During his visit to Washington for the 2+2 US-India dialogue, Jaishankar refused to meet Indian-American Jayapal, who introduced a Congressional resolution urging India to lift all the restrictions imposed on Jammu and Kashmir after the abrogation of Article 370 on August 5.
Jaishankar’s meeting with the Committee, headed by Engel, the Democratic lawmaker from New York, on December 18 was cancelled. Engel is believed to have learnt about the addition to the team only after the Indian Embassy here objected to the changes in the list agreed upon, the sources told media.
Engel got to know about the changes in the list only on the morning of December 18, they said, adding that it was too late and it would have been quite inappropriate for him to take any step that could have been seen as going against his own Congressional colleagues.
The Indian Embassy, miffed at the manner in which additional names of lawmakers who were not even members of the House Foreign Affairs Committee were added without taking it into confidence, cancelled the meeting, the sources said.
Multiple sources privy to the deliberations here last week indicated that in addition to Jayapal, the list included two other lawmakers who are part of the same group and in the recent past have been hostile in their attitude towards India on the issues of Kashmir, human rights and religious freedom.
PTI was not able to independently verify the name of the two other lawmakers.
Before his US visit, Jaishankar had requested a meeting with the leadership of the House Foreign Affairs Committee and Senate Foreign Relations Committee.
In the Senate Foreign Relations Committee, a Republican Senator is the Chairman and a Democratic lawmaker the Ranking Member. It is just the opposite in the House Foreign Affairs Committee.
Jaishankar’s meeting with the Senate committee went according to schedule.
The House meeting was scheduled at the same time President Donald Trump had agreed to meet Jaishankar and Defence Minister Rajnath Singh in his Oval Office, the sources said.
It was initially planned to be just a courtesy call and a photo opp.
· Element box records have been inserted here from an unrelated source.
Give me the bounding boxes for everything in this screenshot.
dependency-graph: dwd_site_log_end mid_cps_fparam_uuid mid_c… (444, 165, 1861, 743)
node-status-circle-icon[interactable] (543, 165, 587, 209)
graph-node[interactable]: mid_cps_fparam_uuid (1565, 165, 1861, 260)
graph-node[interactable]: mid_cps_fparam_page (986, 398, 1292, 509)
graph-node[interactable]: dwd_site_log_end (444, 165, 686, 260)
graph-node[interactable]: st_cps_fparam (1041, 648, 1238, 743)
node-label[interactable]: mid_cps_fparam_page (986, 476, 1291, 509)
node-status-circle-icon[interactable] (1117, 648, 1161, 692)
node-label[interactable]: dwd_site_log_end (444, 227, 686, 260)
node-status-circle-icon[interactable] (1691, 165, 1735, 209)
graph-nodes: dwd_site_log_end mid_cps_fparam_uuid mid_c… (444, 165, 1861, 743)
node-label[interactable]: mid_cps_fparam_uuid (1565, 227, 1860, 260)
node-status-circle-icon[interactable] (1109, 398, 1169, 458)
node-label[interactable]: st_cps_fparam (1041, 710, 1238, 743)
But Trump, reportedly in a cheerful mood, that too on impeachment day, went beyond his schedule and spent about 40 minutes with the visiting Indian leaders. In such a scenario, the meeting with the House Foreign Affairs Committee leadership would not have had happened anyway, the sources added.
In its communication to the House committee, the Indian Embassy asserted that the External Affairs minister had only sought meetings with the leadership of the Foreign Affairs Committee and that is what was agreed upon.
The embassy reportedly asked about the rationale of adding at least one and possibly three non-members to the list and cancelled the meeting upon getting an unsatisfactory response.
In an interview to media last week, Indian-American Bharat Barai alleged that Jayapal probably wanted to indulge in a heated argument with Jaishankar and then go to the media for propaganda. Barai is widely seen as a close confidant of Prime Minister Narendra Modi and has been active in his overseas diaspora events, including the Madison Square event in 2014.
Chennai-born Jayapal, 54, the first Indian-American woman elected to the House of Representatives, has been one of the few lawmakers, mostly from the Democratic Party, raising their voices against the Indian government’s move on Jammu and Kashmir.
The resolution, introduced in the House of Representatives after several weeks of efforts by Jayapal, urges India to lift as swiftly as possible all restrictions on communications in Jammu and Kashmir which were imposed following the abrogation of Article 370. It also asks that religious freedom for all residents be preserved.
India has defended the restrictions in Kashmir on the ground that they were imposed to prevent Pakistan from creating more mischief through proxies and terrorists following the abrogation of Article 370 which ended the special status of Jammu and Kashmir.